In that program you're spawning a new doWithData task every time you receive a message. That task contains a loop, so after the first on_message you'll start sending 5 messages every second, after the second on_message you'll send 10 per second, etc. This will consume increasing amounts of memory unless your clients only send a single message per connection. It looks like you probably meant to spawn doWithData in open instead of on_message.
On that sample program, only one connection from the client side. In tornado 5.1.1, it would increasing more memory after some time, but 4.5.3 wouldn't. And on my real project, it would use all the memory in the enough time, so the system would kill the program.
@3shao I have the same issue. The key thing to the memory leak is when write_message happens inside a different thread or inside a threadpoolexecutor. That's the root cause. @3shao what memory profiler did you use? Indeed downgrading to tornado 4.5.3 - solves the whole issue.
I also encountered this problem. Environment: Python3.7 tornado==6.2.0 When callback write_message(), memory continues to grow, and the websocket process be killed (OOM)
My usage scenario is to send a large number of images to the front-end rendering. If image size greater than 1M, the problem will happen, else image size is small , it's ok.
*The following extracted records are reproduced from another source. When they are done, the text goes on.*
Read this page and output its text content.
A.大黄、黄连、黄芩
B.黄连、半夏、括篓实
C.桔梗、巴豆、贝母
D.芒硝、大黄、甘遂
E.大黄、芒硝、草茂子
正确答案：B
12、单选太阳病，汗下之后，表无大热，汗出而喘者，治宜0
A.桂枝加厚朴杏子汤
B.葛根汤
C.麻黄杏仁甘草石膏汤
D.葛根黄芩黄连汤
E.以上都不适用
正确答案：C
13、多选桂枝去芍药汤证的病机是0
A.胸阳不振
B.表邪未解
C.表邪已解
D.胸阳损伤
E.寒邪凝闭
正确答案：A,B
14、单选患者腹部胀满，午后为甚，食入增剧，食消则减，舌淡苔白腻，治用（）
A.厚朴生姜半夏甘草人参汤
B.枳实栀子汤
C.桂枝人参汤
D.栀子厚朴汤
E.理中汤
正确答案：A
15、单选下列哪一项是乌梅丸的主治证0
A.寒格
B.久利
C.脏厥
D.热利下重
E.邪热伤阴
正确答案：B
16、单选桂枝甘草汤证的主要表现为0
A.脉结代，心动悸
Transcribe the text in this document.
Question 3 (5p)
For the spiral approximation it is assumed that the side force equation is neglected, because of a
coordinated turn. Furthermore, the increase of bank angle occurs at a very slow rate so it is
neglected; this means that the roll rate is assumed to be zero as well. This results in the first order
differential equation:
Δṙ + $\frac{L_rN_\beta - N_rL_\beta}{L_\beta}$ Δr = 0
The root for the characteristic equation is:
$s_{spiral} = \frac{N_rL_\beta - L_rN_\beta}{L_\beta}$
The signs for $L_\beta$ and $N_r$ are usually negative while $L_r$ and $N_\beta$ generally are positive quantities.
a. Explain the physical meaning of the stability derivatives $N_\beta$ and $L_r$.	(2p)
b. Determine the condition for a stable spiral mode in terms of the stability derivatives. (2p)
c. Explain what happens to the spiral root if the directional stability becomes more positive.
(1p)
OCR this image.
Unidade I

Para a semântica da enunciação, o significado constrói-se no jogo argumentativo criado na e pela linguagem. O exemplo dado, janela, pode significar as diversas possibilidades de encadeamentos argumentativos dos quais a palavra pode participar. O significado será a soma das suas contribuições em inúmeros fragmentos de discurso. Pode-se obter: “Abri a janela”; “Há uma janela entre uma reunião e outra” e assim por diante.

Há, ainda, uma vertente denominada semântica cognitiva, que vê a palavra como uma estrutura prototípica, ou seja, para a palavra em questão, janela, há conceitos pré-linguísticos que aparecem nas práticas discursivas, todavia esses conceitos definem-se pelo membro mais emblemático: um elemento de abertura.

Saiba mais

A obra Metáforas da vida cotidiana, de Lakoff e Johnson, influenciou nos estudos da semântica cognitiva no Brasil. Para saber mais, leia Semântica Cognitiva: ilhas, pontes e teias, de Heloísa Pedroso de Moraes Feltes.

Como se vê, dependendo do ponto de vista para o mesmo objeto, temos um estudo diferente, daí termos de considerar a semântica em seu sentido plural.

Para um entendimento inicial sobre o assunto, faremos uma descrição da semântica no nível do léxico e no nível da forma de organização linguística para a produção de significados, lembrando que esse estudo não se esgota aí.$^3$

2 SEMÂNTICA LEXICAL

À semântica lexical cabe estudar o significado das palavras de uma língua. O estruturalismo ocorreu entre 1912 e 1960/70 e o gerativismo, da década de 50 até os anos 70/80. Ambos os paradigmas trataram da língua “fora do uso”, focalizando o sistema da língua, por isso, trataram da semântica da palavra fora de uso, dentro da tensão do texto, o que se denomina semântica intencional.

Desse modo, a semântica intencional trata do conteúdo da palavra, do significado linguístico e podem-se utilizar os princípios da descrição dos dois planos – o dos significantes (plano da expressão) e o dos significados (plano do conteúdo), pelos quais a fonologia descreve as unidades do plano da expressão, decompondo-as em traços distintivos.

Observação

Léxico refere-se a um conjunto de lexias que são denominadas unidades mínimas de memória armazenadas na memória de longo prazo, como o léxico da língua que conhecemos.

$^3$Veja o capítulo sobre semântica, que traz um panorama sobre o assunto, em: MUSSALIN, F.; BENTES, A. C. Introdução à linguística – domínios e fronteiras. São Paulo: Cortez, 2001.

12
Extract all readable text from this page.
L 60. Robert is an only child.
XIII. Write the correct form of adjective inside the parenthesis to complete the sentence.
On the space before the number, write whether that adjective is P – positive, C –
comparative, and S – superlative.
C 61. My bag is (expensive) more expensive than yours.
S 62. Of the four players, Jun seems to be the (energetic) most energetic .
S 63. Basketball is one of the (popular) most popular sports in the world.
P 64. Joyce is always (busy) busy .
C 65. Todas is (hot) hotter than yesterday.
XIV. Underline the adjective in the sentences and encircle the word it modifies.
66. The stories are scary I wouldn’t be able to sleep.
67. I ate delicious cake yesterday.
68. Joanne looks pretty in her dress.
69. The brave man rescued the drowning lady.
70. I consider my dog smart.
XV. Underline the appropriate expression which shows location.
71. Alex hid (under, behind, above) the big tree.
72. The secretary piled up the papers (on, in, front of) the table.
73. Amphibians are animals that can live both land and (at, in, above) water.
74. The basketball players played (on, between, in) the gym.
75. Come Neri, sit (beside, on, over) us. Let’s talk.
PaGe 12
I final solve this problem through using yield in whatever function is calling write_message. I hope my code is helpful to you.
def run(self):
main_loop = tornado.ioloop.IOLoop.instance()
main_loop.add_callback(self.send_message_task)
main_loop.start()
@tornado.gen.coroutine
def send_message_task(self):
while not self.exit_flag:
nxt = tornado.gen.sleep(0.01)
yield self.send_message()
yield nxt
@tornado.gen.coroutine
def send_message(self):
try:
data = {
"task_code": "A0001",
"message": "Hello World"
}
for client in WebSocketHandler.connections.copy():
if data["task_code"] == client.task_code:
yield client.write_message(data, True)
except Exception as e:
log.error("client push websocket error : {}".format(e))